The U.S. will probably maintain its current levels of aid to Africa despite President Donald Trump’s proposals to slash funding, according to Bill Gates, the world’s richest man.
Trump said in May his government would no longer allocate funding for family planning, a move that has the potential to undermine aid programs in the poorest countries in the world. However, with Congress in control of the budget, it’s unlikely that all cuts proposed by the Trump administration will go ahead next year, Gates said in an interview in Dar es Salaam, Tanzania’s commercial capital.
“It’s quite clear that they won’t make those drastic cuts,” Gates said. “I’m hopeful they won’t make any cuts at all, but that’s still subject to debate.”
The Trump administration has proposed a 13 percent cut to development aid for Africa, according to the Brookings Institution, a Washington D.C.-based policy center. Gates said he talks with U.S. “representatives, senators” after he returns from visits to the continent and was left optimistic after meeting Defense Secretary James Mattis and National Security Adviser H.R. McMaster. “They continue to think long-term and see the U.S. relationship in Africa as being pretty important,” he said.
At the same time, the administration’s focus on domestic issues and challenges in the Middle East make it unlikely that new aid programs will emerge under Trump, he said, referring to examples such as George W. Bush’s anti-AIDS project Pepfar and Barack Obama’s Power Africa initiative.
“The chance of some new additional programs coming out of this administration, I wouldn’t want to rule it out, but I don’t think it’s that likely,” Gates said. “So I hope I am surprised and Africa gets more attention than it’s gotten to date.”
The 61-year-old billionaire philanthropist visited Tanzania as co-chairman of the Bill & Melinda Gates Foundation, which has given away more than $34 billion since its creation in 2000 and become an important sponsor of health and anti-poverty programs in Africa. While the charity funds projects ranging from nutrition to curbing neonatal deaths, almost half of its health money goes toward funding the development of vaccines for infectious diseases, most of which could be eradicated in the next 25 years, Gates said.

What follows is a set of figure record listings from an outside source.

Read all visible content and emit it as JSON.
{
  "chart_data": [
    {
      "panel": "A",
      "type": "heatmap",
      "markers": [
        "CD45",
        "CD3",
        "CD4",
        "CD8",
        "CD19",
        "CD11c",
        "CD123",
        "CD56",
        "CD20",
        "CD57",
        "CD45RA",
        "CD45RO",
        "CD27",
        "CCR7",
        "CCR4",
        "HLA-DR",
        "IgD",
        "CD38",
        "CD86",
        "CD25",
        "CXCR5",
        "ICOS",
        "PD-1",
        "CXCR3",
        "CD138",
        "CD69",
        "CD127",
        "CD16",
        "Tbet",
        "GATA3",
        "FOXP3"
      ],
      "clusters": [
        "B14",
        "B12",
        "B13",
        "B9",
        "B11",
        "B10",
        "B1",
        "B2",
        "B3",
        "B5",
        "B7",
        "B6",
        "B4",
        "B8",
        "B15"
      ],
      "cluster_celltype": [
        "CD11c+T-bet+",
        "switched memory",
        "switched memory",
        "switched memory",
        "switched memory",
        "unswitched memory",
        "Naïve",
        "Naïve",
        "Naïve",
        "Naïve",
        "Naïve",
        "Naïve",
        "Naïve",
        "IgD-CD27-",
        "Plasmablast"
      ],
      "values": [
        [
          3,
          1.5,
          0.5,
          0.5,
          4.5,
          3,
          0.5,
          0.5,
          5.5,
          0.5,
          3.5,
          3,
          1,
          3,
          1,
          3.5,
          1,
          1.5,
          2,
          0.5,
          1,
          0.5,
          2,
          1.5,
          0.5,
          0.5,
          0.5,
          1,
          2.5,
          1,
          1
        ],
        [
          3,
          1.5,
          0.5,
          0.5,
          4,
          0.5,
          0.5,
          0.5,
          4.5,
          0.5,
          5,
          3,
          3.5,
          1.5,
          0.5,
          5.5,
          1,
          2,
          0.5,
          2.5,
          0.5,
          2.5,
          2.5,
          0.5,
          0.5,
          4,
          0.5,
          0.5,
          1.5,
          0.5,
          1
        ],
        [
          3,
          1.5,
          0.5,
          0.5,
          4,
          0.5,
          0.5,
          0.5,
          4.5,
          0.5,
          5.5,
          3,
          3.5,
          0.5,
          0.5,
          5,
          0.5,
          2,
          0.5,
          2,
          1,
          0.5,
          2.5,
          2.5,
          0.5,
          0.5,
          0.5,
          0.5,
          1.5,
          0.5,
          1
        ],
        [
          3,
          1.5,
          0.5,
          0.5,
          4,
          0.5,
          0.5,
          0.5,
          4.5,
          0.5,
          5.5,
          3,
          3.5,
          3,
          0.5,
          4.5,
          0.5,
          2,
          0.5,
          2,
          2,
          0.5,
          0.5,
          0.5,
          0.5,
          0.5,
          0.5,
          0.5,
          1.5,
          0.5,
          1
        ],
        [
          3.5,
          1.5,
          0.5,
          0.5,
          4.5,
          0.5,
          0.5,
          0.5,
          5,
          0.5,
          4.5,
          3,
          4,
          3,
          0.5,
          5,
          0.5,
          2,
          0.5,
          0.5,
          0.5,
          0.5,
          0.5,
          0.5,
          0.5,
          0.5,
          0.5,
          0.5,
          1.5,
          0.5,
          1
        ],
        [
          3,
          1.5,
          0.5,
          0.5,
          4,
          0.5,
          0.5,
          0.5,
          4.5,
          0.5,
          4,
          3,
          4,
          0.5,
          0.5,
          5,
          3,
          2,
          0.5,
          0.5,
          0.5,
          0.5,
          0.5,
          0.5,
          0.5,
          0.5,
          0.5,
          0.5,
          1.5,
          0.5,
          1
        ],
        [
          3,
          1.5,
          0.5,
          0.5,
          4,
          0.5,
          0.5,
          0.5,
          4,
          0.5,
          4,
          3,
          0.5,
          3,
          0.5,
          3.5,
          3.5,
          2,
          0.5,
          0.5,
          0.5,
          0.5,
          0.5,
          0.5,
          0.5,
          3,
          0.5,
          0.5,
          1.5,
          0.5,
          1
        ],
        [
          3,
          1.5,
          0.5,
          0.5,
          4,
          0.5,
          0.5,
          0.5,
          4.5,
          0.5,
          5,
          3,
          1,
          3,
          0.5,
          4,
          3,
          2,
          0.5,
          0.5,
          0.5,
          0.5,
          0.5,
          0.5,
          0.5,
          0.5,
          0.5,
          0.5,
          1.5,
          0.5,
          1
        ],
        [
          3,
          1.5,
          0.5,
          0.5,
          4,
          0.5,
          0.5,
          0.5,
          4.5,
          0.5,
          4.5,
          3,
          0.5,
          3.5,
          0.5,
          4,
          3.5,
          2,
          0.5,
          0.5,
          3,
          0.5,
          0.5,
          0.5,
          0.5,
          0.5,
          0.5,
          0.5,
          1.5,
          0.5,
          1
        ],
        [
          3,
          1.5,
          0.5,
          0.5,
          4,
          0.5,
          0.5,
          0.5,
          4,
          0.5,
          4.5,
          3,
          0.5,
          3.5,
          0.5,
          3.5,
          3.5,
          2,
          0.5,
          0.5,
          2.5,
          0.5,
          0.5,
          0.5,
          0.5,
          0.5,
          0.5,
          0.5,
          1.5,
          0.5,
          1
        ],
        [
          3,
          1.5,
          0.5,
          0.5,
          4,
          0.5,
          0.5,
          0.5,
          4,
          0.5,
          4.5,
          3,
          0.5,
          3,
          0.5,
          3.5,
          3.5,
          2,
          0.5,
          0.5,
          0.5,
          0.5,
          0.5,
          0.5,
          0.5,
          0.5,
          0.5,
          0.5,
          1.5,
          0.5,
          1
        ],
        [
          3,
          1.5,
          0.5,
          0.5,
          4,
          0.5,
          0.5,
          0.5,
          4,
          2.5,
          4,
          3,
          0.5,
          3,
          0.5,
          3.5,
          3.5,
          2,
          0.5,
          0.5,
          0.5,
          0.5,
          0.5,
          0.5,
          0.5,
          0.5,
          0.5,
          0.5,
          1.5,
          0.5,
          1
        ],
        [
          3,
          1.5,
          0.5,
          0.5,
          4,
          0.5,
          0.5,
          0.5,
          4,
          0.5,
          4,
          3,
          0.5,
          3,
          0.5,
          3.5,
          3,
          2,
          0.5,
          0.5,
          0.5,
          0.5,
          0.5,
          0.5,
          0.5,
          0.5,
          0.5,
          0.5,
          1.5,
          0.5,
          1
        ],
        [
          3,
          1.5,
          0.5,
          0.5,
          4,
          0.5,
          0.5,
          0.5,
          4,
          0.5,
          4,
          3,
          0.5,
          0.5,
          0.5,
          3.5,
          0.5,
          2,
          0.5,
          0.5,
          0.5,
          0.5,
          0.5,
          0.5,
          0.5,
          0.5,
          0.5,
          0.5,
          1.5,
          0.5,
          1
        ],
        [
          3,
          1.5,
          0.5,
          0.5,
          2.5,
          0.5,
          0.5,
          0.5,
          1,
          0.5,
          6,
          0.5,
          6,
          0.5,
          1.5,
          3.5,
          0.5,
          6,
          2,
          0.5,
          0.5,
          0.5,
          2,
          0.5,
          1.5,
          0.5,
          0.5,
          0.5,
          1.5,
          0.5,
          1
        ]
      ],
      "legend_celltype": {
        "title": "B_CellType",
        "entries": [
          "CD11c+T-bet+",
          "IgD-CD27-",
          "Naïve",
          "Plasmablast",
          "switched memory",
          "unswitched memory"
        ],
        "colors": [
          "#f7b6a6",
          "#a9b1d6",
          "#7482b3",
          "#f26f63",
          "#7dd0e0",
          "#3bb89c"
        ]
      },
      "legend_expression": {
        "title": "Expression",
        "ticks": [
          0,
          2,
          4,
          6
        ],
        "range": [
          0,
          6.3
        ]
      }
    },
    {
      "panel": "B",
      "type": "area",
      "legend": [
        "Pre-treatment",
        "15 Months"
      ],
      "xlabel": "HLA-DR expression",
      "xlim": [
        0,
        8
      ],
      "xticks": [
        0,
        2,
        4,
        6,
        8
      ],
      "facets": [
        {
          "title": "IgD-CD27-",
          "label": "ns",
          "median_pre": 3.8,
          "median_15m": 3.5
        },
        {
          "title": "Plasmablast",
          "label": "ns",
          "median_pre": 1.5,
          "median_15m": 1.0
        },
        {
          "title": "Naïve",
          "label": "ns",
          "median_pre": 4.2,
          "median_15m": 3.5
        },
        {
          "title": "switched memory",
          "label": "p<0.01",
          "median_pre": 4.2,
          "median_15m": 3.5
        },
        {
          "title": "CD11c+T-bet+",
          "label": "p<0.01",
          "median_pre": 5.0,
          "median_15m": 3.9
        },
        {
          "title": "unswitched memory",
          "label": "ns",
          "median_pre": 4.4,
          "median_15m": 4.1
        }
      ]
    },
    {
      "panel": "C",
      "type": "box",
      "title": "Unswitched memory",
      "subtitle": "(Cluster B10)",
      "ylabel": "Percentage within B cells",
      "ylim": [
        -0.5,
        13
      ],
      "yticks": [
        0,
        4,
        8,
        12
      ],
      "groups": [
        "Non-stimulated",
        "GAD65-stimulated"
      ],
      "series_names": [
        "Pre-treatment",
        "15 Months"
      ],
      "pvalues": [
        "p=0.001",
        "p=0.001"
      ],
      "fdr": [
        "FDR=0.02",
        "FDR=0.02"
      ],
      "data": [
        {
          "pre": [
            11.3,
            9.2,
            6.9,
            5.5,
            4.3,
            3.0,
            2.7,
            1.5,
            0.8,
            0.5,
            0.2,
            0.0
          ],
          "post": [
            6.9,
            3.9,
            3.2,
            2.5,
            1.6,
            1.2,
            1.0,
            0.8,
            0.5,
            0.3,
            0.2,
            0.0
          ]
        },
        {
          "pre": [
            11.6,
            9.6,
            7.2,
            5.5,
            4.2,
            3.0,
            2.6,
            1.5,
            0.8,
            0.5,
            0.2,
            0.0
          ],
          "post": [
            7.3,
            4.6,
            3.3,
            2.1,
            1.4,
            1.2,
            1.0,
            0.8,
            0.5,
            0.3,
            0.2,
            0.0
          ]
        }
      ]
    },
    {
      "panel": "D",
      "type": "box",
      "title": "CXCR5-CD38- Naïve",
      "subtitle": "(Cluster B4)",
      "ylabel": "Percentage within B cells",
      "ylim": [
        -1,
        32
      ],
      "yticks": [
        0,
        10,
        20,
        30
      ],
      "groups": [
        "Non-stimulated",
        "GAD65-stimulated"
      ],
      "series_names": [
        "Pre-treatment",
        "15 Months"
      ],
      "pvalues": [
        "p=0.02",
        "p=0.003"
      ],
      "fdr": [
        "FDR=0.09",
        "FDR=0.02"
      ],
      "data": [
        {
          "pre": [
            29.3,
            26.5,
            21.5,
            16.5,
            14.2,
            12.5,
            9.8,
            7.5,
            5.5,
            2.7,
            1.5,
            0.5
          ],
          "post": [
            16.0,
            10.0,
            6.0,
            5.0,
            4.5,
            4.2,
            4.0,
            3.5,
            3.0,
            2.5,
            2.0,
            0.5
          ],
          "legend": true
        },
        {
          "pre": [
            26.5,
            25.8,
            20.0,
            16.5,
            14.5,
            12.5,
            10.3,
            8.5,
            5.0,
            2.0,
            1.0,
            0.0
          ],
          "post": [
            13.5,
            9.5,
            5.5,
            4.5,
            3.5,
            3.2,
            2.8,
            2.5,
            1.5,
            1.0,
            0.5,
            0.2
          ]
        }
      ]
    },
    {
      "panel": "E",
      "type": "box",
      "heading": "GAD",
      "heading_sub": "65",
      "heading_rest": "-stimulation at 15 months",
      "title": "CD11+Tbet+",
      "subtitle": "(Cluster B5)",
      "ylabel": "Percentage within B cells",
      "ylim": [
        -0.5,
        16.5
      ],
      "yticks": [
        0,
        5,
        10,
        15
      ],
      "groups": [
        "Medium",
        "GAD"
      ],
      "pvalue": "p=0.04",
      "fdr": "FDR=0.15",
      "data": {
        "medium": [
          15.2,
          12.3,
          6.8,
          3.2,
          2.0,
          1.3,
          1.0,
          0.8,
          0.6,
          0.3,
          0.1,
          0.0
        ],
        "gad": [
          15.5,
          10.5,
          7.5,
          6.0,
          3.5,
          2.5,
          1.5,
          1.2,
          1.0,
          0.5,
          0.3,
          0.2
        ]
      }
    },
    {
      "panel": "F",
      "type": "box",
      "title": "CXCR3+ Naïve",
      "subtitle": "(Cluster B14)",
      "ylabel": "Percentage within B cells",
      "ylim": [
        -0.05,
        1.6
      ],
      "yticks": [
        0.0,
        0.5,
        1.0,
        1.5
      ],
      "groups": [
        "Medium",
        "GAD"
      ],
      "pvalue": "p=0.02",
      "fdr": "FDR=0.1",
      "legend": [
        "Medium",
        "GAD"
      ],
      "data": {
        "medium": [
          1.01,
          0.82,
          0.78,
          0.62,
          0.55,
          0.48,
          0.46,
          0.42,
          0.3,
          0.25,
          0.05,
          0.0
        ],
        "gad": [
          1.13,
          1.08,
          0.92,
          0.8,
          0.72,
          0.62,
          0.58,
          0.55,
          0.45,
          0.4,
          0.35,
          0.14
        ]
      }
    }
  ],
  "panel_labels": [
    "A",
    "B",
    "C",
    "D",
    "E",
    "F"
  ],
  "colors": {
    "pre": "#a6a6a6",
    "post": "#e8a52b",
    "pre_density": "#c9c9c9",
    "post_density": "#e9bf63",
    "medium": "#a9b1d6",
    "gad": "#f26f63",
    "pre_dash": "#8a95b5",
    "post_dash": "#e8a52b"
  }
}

The foundation is “by far” the biggest funder of developing vaccines for malaria and tuberculosis, and together with the U.S. government is the main provider of HIV vaccine financing. Still, more money is necessary to speed things up, Gates said.
“Europe puts some money into these things but not a huge amount. And the rest of the world, hardly anything,” he said. “Fortunately, we’ve got science on our side and the understanding of human biology including things like the microbiome, how the immune systems work, is advancing at quite a rate.”
While the foundation is perhaps best known for its work in health, Gates also funds agriculture programs worldwide and is an advocate of genetically-modified seeds to improve productivity on African farms. Another priority is fertilizers, he said.
“We do a lot of soil sampling to understand in all of Africa what types of fertilizers should we do and where,” Gates said. “Getting exactly the right fertilizer for the right place, and getting those at a reasonable price is a huge challenge. Of course it varies from crop to crop. But it’s key to the economy.”